Publié le 11 janvier 2026 à 05h00. Le départ des pandas géants du zoo d’Ueno à Tokyo, après un prêt de plusieurs décennies, a suscité une vague d’émotion au Japon, allant au-delà de la simple tristesse pour certains, et a ravivé les débats sur la diplomatie chinoise et les relations sino-japonaises.
- Le retour des pandas en Chine marque la fin d’une présence de près de cinquante ans de ces animaux au Japon.
- L’annonce a provoqué une vive réaction du public japonais, allant de la déception à la remise en question des enjeux diplomatiques liés à ce prêt.
- Des commentaires sur internet suggèrent une acceptation croissante de l’idée que les pandas, bien que populaires, ne sont pas une nécessité pour le Japon.
Les pandas géants, devenus des symboles d’amitié sino-japonaise depuis leur arrivée au Japon en 1972, sont sur le point de quitter le pays. Après des visites dans les zoos de Wakayama et de Shirahama, les derniers pandas d’Ueno doivent être rapatriés en Chine dans les prochaines semaines, une première depuis environ cinquante ans. Cette situation a été largement commentée dans la presse japonaise, comme en témoignent les titres « Les pandas domestiques sont absents » (Asahi Shimbun Digital, 15 décembre dernier) et « L’annonce du premier week-end après le retour en Chine » (Sankei News, 20 décembre 2017).
La popularité des pandas au Japon est indéniable. À la fin de l’année dernière, des files d’attente considérables se sont formées au zoo d’Ueno pour permettre aux visiteurs de faire leurs adieux aux animaux, certains exprimant même leur tristesse à la télévision, se disant « solitaires » à l’idée de leur départ.
Cependant, cette affaire a également pris une dimension politique inattendue. La réponse du Premier ministre Sanae Takaichi concernant la situation à Taïwan a été critiquée, et certains ont même accusé le gouvernement de droite d’être responsable du départ des pandas. Le journal du Parti communiste chinois a d’ailleurs exprimé un point de vue divergent de celui du Japon, affirmant que « le panda « zéro » est la faute du Premier ministre Takaichi et d’autres forces de droite ».
Malgré les reportages objectifs de la presse japonaise, une certaine prédiction pessimiste émergeait quant à la possibilité de nouveaux prêts, comme le soulignait Asahi Shimbun Digital le 15 avril dernier : « de nouveaux prêts sont impossibles dans ces circonstances ». L’écoute des témoignages des visiteurs, relayés par les médias, révèle un sentiment général de tristesse et une critique implicite de la situation actuelle.
Parallèlement, une partie de l’opinion publique semble plus pragmatique. Sur internet, de nombreux commentaires expriment une indifférence relative, remettant en question la pertinence de dépenser environ 100 millions de yens (environ 680 000 euros) par an pour la location de chaque panda. Certains habitants de Wakayama ont même souligné que le départ des animaux a mis en valeur le charme de leur région. Il semblerait qu’un nombre croissant de personnes reconnaissent l’attrait des pandas, sans pour autant les considérer comme indispensables.

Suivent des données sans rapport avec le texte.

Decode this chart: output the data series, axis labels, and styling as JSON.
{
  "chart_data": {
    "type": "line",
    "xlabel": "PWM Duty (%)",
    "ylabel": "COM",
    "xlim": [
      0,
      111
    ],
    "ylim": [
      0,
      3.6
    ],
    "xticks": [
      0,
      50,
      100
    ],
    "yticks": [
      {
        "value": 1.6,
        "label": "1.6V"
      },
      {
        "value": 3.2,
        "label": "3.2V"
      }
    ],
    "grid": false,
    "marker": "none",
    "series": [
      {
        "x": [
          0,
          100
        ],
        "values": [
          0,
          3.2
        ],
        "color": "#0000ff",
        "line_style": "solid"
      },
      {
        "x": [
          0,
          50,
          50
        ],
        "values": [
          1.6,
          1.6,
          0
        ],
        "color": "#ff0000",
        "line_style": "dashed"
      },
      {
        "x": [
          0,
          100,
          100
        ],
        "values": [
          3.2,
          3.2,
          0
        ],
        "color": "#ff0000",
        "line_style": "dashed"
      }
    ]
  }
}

Au-delà des pandas, le zoo abrite de nombreuses autres espèces animales. Dans ce contexte, la règle particulière selon laquelle les pandas nés au Japon appartiennent à la Chine est de plus en plus remise en question. Il est peut-être temps de reconsidérer cette « diplomatie du panda », qui consiste à prêter des animaux plutôt qu’à les offrir, au nom de la protection des espèces menacées.
Plutôt que de se concentrer sur la joie ou la tristesse liées au départ des pandas, il serait souhaitable que la presse japonaise explore le contexte historique de ce système de prêt unique et la situation internationale actuelle, afin de rendre compte de manière sereine des enjeux diplomatiques en jeu.
Junko Saeki
Junko Saeki est née à Tokyo en 1961. Elle a obtenu un doctorat en arts et sciences de l’Université de Tokyo. Spécialisée en culture comparée, elle est l’auteure de plusieurs ouvrages, dont « Une histoire culturelle comparée de la couleur et de l’amour ».